Evanna avait parlé sans réfléchir. Elle sentit son cœur s'emballer de nouveau. Mais au bout de quelques secondes où seul le craquement du feu de camp se faisait entendre, elle s'étonna que les deux hommes ne réagissent pas. Que signifiait cette hésitation ? Peut-être Malgorn n'était-il finalement pas là.

— Oh là là, mais c'est qu'elle se taira pas la demoiselle, souffla l'homme rougeaud. Ça n'arrête plus les piailleries.

Il cracha un énorme mollard pour appuyer ses propos et reprit :

— Quoique... peut-être bien que... qu'est-ce t'en penses Lamrez ?

—  Ouais, peut-être bien ! se gaussa l'autre.

Evanna jeta des regards successifs aux deux hommes.

—  Peut-être bien quoi ? lança-t-elle, agacée de ne pas comprendre.

— C'est que j'aurais bien une autre petite idée pour la faire taire, la princesse.

Pour une fois, Lamrez resta silencieux. Sous ses cheveux gras pendants, son sourire carnassier s'élargit, révélant une rangée de dents jaunies – ce qui eut pour effet immédiat d'ôter toute répartie à Evanna.

— Ce qu'on voit pas peut pas se savoir, pas vrai ? dit le milicien rougeaud. Et ce qu'on peut pas savoir peut pas faire de mal !

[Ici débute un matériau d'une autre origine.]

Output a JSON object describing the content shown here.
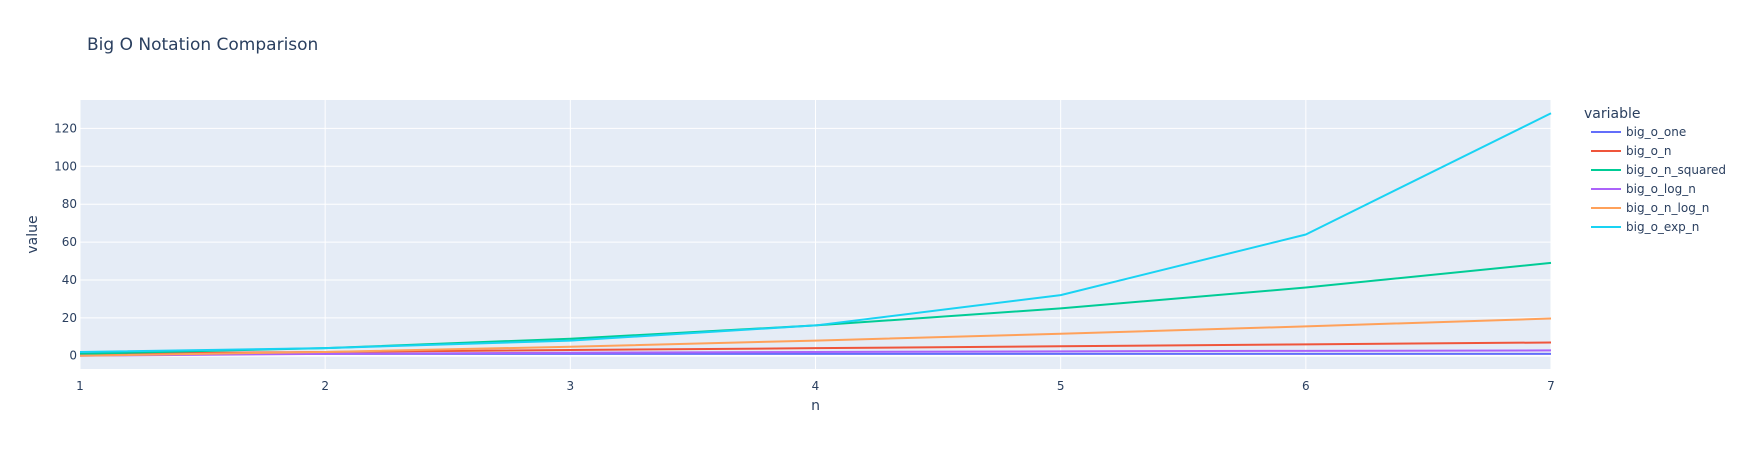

Ils explosèrent tous deux d'un rire qui souleva l'estomac d'Evanna.

Horrifiée, elle essaya de reculer, mais ses mains attachées, ses bottines et son maudit jupon ne lui facilitaient pas la tâche.

— Où tu vas, ma jolie ? ricana le bonhomme rougeaud. Personne t'a encore congédiée.

Lamrez se rapprocha d'elle en passant une main à l'hygiène douteuse dans ses cheveux gras. Evanna paniqua ; un frisson glacé lui remontait le long de la colonne vertébrale.

Et contre toute attente, le sourire de Lamrez se déforma soudain en grimace. Son grand corps bascula en avant et il s’aplatit au sol, face contre terre.

Il y a eut un moment de flottement, puis Evanna comprit. C'était la jambe d'Aaron qui avait fait trébucher le milicien. Il l'avait lancée exprès en travers du chemin.

Elle ne l'avait même pas vu se réveiller.

— Ne la touchez pas, articula-t-il d'une voix faible mais ferme à l'adresse des deux hommes.

Aaron ne jeta pas un regard à la jeune fille.

— Princesse, semblerait que votre chevalier servant ait décidé de plus faire la sieste, lança le soldat au visage cramoisi qui ne souriait plus du tout. Voyez, y'avait pas de raison de pleurnicher.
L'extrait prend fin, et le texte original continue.